Prinsip semacam ini, sebenarnya telah menjiwai isi Undang-undang Dasar Negara Indonesia, pasal 32, walaupun secara praktik dan perinciannya terdapat perbedaan-perbedaan yang sangat menyolok. Dalam penjelasan UUD pasal 32, disebutkan : “ Usaha kebudayaan harus menuju ke arah kemajuan adab, budaya dan persatuan, dengan tidak menolak bahan-bahan baru dari kebudayaan asing yang dapat memperkembangkan atau memperkaya kebudayaan bangsa sendiri, serta mempertinggi derajat kemanusiaan bangsa Idonesia “.

Dari situ, Islam telah membagi budaya menjadi tiga macam :
Ø  Pertama : Kebudayaan yang tidak bertentangan dengan Islam. seperti ; kadar besar kecilnya mahar dalam pernikahan, di dalam masyarakat Aceh, umpamanya, keluarga wanita biasanya, menentukan jumlah mas kawin sekitar 50-100 gram emas.
Ø  Kedua : Kebudayaan yang sebagian unsurnya bertentangan dengan Islam, Contoh yang paling jelas, adalah tradisi Jahiliyah yang melakukan ibadah haji dengan cara-cara yang bertentangan dengan ajaran Islam , seperti lafadh “ talbiyah “ yang sarat dengan kesyirikan, thowaf di Ka’bah dengan telanjang.
Ø  Ketiga : Kebudayaan yang bertentangan dengan Islam. Seperti, budaya “ ngaben “ yang dilakukan oleh masyarakat Bali.
C.    Sejarah Intelektual dalam Islam
Ada banyak faktor penyebab proses pertumbuhan peradaban Islam. Namun secara garis besar dapat dibagi menjadi dua faktor penyebab tumbuh berkembangnya peradaban Islam, hingga mencapai lingkup mondial, yaitu faktor internal dan faktor eksternal.
Faktor pertama (internal) berasal dari dalam norma-norma atau ajaran Islam sendiri.
Faktor kedua(eksternal) pada hakikanya merupakan implikasi dari faktor pertama. Motivasi internal yang begitu kuat telah mengkristal dalam kehidupan umat Islam sejalan dengan perkembangan sejarah, dan nilai-nilai atau norma-norma ajaran Islam menjiwai dalam setiap kehidupannya.
Tonggak-tonggak sejarah peradaban Islam, tak pernah lepas dari sejarah intelektual Islam. Untuk memahami dengan baik perkembangan tersebut, idealnya diperlukan pemahaman yang memadai tentang periodisasi sejarah perkembangan Islam. Dengan menggunakan teori yang dikembangkan oleh Harun Nasution, dilihat dari segi perkembangannya, sejarah intelektual Islam dapat dikelompokkan ke dalam tiga masa, yaitu: masa klasik antara 650-1250 M, masa pertengahan antara tahun 1250-1800 M, dan masa modern antara tahun 1800 sampai sekarang.

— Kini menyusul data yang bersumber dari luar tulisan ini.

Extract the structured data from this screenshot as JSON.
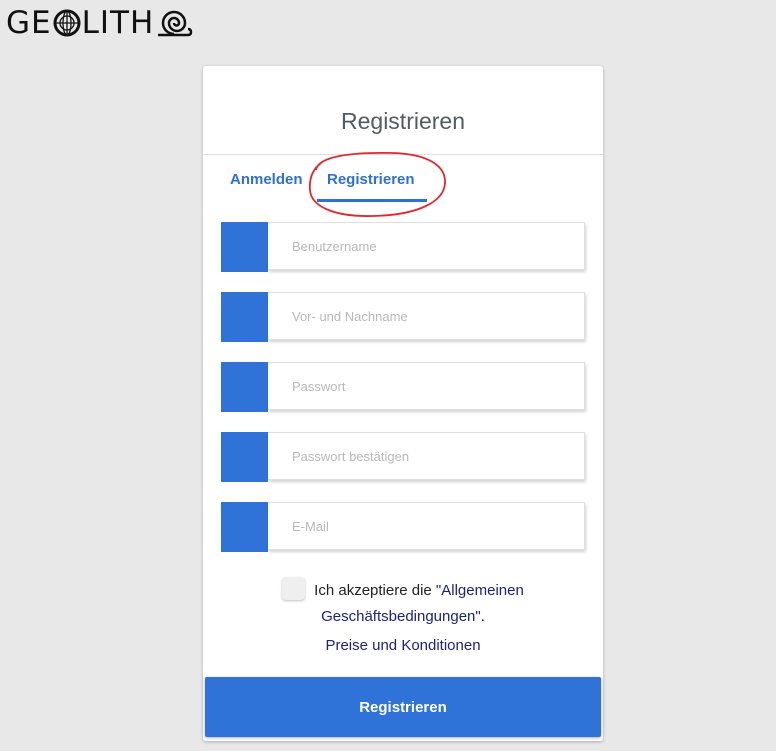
{
  "brand": {
    "logo_text_prefix": "GE",
    "logo_text_suffix": "LITH",
    "logo_icons": [
      "globe-icon",
      "snail-icon"
    ]
  },
  "card": {
    "title": "Registrieren",
    "tabs": [
      {
        "label": "Anmelden",
        "active": false
      },
      {
        "label": "Registrieren",
        "active": true
      }
    ]
  },
  "form": {
    "fields": [
      {
        "placeholder": "Benutzername",
        "value": ""
      },
      {
        "placeholder": "Vor- und Nachname",
        "value": ""
      },
      {
        "placeholder": "Passwort",
        "value": ""
      },
      {
        "placeholder": "Passwort bestätigen",
        "value": ""
      },
      {
        "placeholder": "E-Mail",
        "value": ""
      }
    ],
    "terms_prefix": "Ich akzeptiere die ",
    "terms_link_part1": "\"Allgemeinen",
    "terms_link_part2": "Geschäftsbedingungen\"",
    "terms_suffix": ".",
    "pricing_link": "Preise und Konditionen",
    "terms_checked": false,
    "submit_label": "Registrieren"
  },
  "colors": {
    "accent": "#2f73d8",
    "tab_text": "#2f6fd6",
    "link": "#1a237e",
    "annotation": "#e3262c",
    "background": "#e8e8e8"
  }
}
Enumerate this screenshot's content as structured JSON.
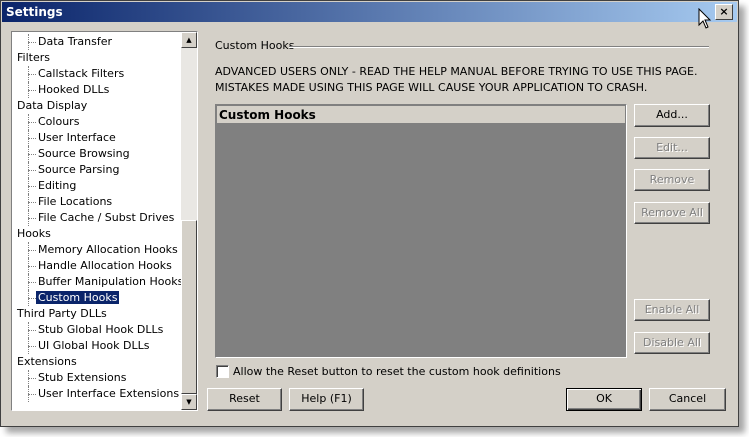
{
  "window": {
    "title": "Settings",
    "close_glyph": "×"
  },
  "tree": {
    "items": [
      {
        "label": "Data Transfer",
        "level": 1
      },
      {
        "label": "Filters",
        "level": 0
      },
      {
        "label": "Callstack Filters",
        "level": 1
      },
      {
        "label": "Hooked DLLs",
        "level": 1
      },
      {
        "label": "Data Display",
        "level": 0
      },
      {
        "label": "Colours",
        "level": 1
      },
      {
        "label": "User Interface",
        "level": 1
      },
      {
        "label": "Source Browsing",
        "level": 1
      },
      {
        "label": "Source Parsing",
        "level": 1
      },
      {
        "label": "Editing",
        "level": 1
      },
      {
        "label": "File Locations",
        "level": 1
      },
      {
        "label": "File Cache / Subst Drives",
        "level": 1
      },
      {
        "label": "Hooks",
        "level": 0
      },
      {
        "label": "Memory Allocation Hooks",
        "level": 1
      },
      {
        "label": "Handle Allocation Hooks",
        "level": 1
      },
      {
        "label": "Buffer Manipulation Hooks",
        "level": 1
      },
      {
        "label": "Custom Hooks",
        "level": 1,
        "selected": true
      },
      {
        "label": "Third Party DLLs",
        "level": 0
      },
      {
        "label": "Stub Global Hook DLLs",
        "level": 1
      },
      {
        "label": "UI Global Hook DLLs",
        "level": 1
      },
      {
        "label": "Extensions",
        "level": 0
      },
      {
        "label": "Stub Extensions",
        "level": 1
      },
      {
        "label": "User Interface Extensions",
        "level": 1
      }
    ],
    "scroll_up_glyph": "▲",
    "scroll_down_glyph": "▼"
  },
  "panel": {
    "group_title": "Custom Hooks",
    "warning_line1": "ADVANCED USERS ONLY - READ THE HELP MANUAL BEFORE TRYING TO USE THIS PAGE.",
    "warning_line2": "MISTAKES MADE USING THIS PAGE WILL CAUSE YOUR APPLICATION TO CRASH.",
    "list_header": "Custom Hooks",
    "buttons": {
      "add": "Add...",
      "edit": "Edit...",
      "remove": "Remove",
      "remove_all": "Remove All",
      "enable_all": "Enable All",
      "disable_all": "Disable All"
    },
    "checkbox_label": "Allow the Reset button to reset the custom hook definitions",
    "checkbox_checked": false
  },
  "footer": {
    "reset": "Reset",
    "help": "Help (F1)",
    "ok": "OK",
    "cancel": "Cancel"
  },
  "colors": {
    "title_start": "#0a246a",
    "title_end": "#a6caf0",
    "face": "#d4d0c8",
    "selection": "#0a246a",
    "list_bg": "#808080"
  }
}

Pada masa klasik, lahir ulama’ mahzab, seperti: Imam Hanafi, Imam Hambali, Imam Syafi’i , dan Imam Maliki. Sejalan dengan itu lahir pula filosof muslim pertama,Al-Kindi 801 M. Diantara pemikirannya, ia berpendapat bahwa kaum Muslimin menerima filsafat sebagai bagian dari kebudayaan Islam. Selain, Al-Kindi, pada abad itu lahir pula filosof besar seperti: Al-Razi (865 M) dan Al-Farabi (870 M). keduanya dikenal sebagai pembangun agung sistem filsafat. Pada abad berikutnya, lahir filosof agung Ibn Miskawaih 930 M. Pemikirannya yang terkenal tentang pendidikan akhlak. Kemudian Ibn Sina tahun 1037 M, Ibn Bajjah tahun 1138 M, Ibn Tufail tahun 1147 M,dan Ibn Rusyd tahun 1126 M.
Masa pertengahan dalam catatan sejarah pemikiran Islam masa kini, merupakan fase kemunduran karena filsafat mulai dijauhkan dari umat Islam sehingga ada kecenderungan akal dipertentangkan dengan wahyu, iman dengan ilmu, dunia dengan akhirat. Pengaruhnya masih ada sampai sekarang. Sebagai pemikir muslim kontemporer sering melontarkan tuduhan pada Al-Ghazali sebagai orang pertama yang menjauhkan filsafat dari agama. Sebagaimana tertuang dalam tulisannya “Tahafut al-Falasifah” (Kerancuan Filsafat). Tulisan Al-Ghazali dijawab oleh Ibn Rusyd dengan tulisan Tahafut al-Tahafut (Kerancuan di atas kerancuan).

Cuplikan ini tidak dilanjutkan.